Von Christian Campiche, La Méduse - 11.01.2017

Ainsi donc la période que nous vivons serait la plus faste de l’histoire de l’humanité.

Le proclament l’une après l’autre l’Université d’Oxford et la Banque mondiale. A les lire, la santé, l’éducation, l’économie… la démocratie: tout fleurit, tout flambe. Tout s’apaise, en même temps: jamais il n’y aurait eu aussi peu de guerres sur terre. Huxley n’en aurait pas cru ses yeux. Lui le cynique qui voyait le meilleur des mondes s’installer grâce à une planification parfaite basée sur la soumission au programmateur suprême, un mélange subtil des sexes, l’absence de jalousie, une humanité sur les rails de l’harmonie infinie, sans laideur ni indigence. Docile surtout.
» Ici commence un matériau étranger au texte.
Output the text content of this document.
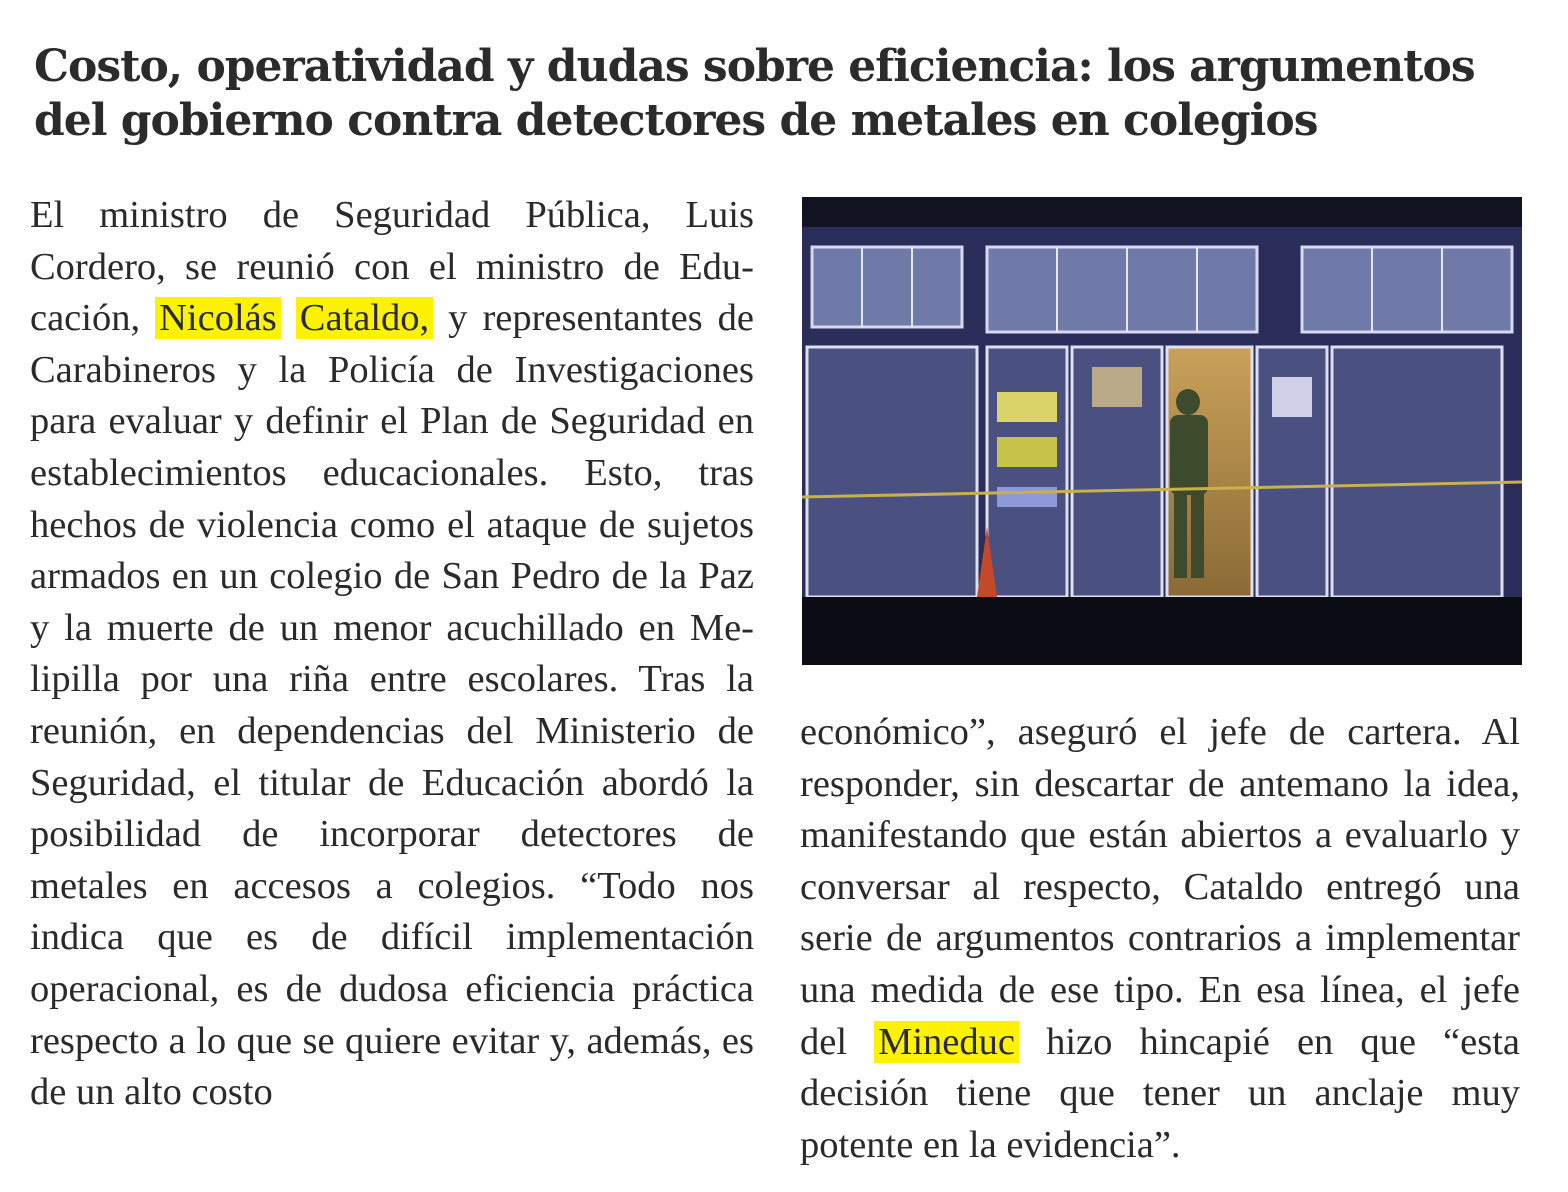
Costo, operatividad y dudas sobre eficiencia: los argumentos del gobierno contra detectores de metales en colegios

El ministro de Seguridad Pública, Luis Cordero, se reunió con el ministro de Educación, Nicolás Cataldo, y representantes de Carabineros y la Policía de Investigaciones para evaluar y definir el Plan de Seguridad en establecimientos educacionales. Esto, tras hechos de violencia como el ataque de sujetos armados en un colegio de San Pedro de la Paz y la muerte de un menor acuchillado en Melipilla por una riña entre escolares. Tras la reunión, en dependencias del Ministerio de Seguridad, el titular de Educación abordó la posibilidad de incorporar detectores de metales en accesos a colegios. “Todo nos indica que es de difícil implementación operacional, es de dudosa eficiencia práctica respecto a lo que se quiere evitar y, además, es de un alto costo

económico”, aseguró el jefe de cartera. Al responder, sin descartar de antemano la idea, manifestando que están abiertos a evaluarlo y conversar al respecto, Cataldo entregó una serie de argumentos contrarios a implementar una medida de ese tipo. En esa línea, el jefe del Mineduc hizo hincapié en que “esta decisión tiene que tener un anclaje muy potente en la evidencia”.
Les moyens à disposition des diffuseurs de slogans sécurisants sont si grands, leurs réseaux de communication si puissants, qu’une grande partie de la population serait tentée de prendre leurs boniments pour de l’argent comptant. Et de poursuivre son train sans mauvaise conscience. Pourquoi agir autrement alors que la pauvreté «extrême» recule sans cesse et qu’elle touche désormais moins de 10% de la population mondiale?

Sur les ondes et dans les médias dominants on relaie que le paradis est à portée de main parce que les vaccins ont réduit la mortalité et que la libéralisation des échanges accroît la production de biens et services, la masse des revenus et les chances d’obtenir un salaire décent. Un dollar nonante. Oui, vous avez bien lu: 1,90 dollar! Tel est le niveau de vie quotidien qui permet au quidam de quitter son statut de damné et de pénétrer dans la catégorie supérieure. Celle où les pauvres ne sont plus en état de précarité extrême. Celle où ils n’ont plus le droit de se plaindre. Seulement le devoir de consommer.

Pour qui nous prend-on? Il fut un temps, après l’an 1000, où dans de larges régions d’Europe on pouvait espérer vivre plus longtemps et connaître une relative prospérité à l’abri de conflits dévastateurs. Puis à partir de 1300 survinrent épidémies, famines et guerres. Point n’est l’objet ici de jouer à l’oiseau de mauvais augure mais de relativiser un discours qui ne rend service qu’à une caste de technocrates obnubilée par l’idée d’instaurer un nouvel «avenir radieux». Aussi hypocrite qu’hypothétique à l’heure d’une course effrénée aux armements et des migrants qui déferlent sur l’Europe.